Environmental mitigation, compensatory mitigation, or mitigation banking, are terms used primarily by the United States government and the related environmental industry to describe projects or programs intended to offset known impacts to an existing historic or natural resource such as a stream, wetland, endangered species, archeological site or historic structure. To "mitigate" means to make less harsh or hostile. Environmental mitigation is typically a part of an environmental crediting system established by governing bodies which involves allocating debits and credits. Debits occur in situations where a natural resource has been destroyed or severely impaired and credits are given in situations where a natural resource has been deemed to be improved or preserved. Therefore, when an entity such as a business or individual has a "debit" they are required to purchase a "credit". In some cases credits are bought from "mitigation banks" which are large mitigation projects established to provide credit to multiple parties in advance of development when such compensation cannot be achieved at the development site or is not seen as beneficial to the environment. Crediting systems can allow credit to be generated in different ways. For example, in the United States, projects are valued based on what the intentions of the project are which may be to preserve, enhance, restore or create (PERC) a natural resource.

Environmental mitigation and crediting systems are often praised for the following reasons:

Mitigation is a more development-friendly alternative to strict environmental laws because it allows development to occur where environmental laws might prohibit it.
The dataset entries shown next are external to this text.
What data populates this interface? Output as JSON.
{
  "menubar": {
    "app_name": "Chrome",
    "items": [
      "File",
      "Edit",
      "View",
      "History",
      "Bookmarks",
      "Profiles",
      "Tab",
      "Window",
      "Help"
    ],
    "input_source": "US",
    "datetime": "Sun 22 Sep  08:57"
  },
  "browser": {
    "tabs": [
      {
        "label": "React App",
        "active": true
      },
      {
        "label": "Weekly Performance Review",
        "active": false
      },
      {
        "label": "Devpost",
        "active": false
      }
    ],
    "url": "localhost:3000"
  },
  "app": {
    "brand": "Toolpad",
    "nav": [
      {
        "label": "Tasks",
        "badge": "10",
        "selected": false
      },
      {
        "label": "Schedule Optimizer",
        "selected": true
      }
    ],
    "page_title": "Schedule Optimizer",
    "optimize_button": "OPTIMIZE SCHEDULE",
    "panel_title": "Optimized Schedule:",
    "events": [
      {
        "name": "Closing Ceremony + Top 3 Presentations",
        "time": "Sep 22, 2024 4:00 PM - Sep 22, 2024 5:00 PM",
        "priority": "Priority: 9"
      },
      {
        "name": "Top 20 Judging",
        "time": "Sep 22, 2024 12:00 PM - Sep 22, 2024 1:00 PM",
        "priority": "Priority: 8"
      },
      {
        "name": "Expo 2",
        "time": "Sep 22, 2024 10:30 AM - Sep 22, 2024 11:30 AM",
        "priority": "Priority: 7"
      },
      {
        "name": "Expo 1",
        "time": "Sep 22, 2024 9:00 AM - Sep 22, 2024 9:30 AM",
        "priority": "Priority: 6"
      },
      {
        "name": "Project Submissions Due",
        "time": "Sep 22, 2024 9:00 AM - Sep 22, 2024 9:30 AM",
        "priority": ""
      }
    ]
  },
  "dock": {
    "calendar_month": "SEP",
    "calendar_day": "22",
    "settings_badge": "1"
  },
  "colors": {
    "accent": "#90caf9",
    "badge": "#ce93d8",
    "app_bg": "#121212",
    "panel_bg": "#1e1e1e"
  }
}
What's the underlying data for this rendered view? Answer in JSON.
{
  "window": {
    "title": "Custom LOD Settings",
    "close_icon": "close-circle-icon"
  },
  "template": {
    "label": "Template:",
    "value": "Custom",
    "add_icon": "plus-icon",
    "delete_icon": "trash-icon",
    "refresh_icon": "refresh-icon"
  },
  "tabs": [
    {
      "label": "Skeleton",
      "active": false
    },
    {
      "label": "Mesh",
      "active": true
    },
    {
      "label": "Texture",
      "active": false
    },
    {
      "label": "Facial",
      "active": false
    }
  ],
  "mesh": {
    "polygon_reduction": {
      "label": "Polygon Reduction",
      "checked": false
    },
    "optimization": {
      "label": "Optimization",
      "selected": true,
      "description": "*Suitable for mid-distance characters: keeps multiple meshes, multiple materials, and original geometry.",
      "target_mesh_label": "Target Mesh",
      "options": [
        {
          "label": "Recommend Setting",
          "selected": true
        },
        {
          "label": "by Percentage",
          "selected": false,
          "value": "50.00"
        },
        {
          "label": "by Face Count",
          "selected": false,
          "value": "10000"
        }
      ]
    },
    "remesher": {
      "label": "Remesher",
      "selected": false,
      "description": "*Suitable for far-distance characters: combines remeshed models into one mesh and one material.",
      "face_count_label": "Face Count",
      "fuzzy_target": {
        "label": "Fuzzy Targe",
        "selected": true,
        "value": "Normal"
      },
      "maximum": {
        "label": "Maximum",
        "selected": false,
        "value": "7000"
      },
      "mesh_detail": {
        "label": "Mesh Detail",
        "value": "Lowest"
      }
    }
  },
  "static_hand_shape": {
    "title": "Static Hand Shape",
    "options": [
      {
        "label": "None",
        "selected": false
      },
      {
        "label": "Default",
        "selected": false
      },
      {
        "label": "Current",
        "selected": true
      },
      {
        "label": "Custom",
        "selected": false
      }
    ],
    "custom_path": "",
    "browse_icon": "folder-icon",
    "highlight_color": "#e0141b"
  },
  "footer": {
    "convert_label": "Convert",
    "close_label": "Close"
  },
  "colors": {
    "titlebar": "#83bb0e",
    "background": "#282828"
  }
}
Mitigation inevitably creates a "mitigation industry". By requiring those who impact natural resources to purchase credits, a demand for mitigation credit is formed. Businesses related to environmental work typically benefit from such a system.

Mitigation has the potential to save and restore the most valuable environmental resources at the least cost, assuming that regulation 1) protects health and welfare as defined by the National Environmental Policy Act (NEPA) and 2) assures that a credit accurately represents measurable ecological value. Buyers are typically looking for mitigation credits that are both cheap and the most likely to meet regulatory requirements for compensatory mitigation. Regulators must therefore find a balance between protecting the long term public interest and ensuring that buyers have the proper incentives to participate in the environmental marketplace.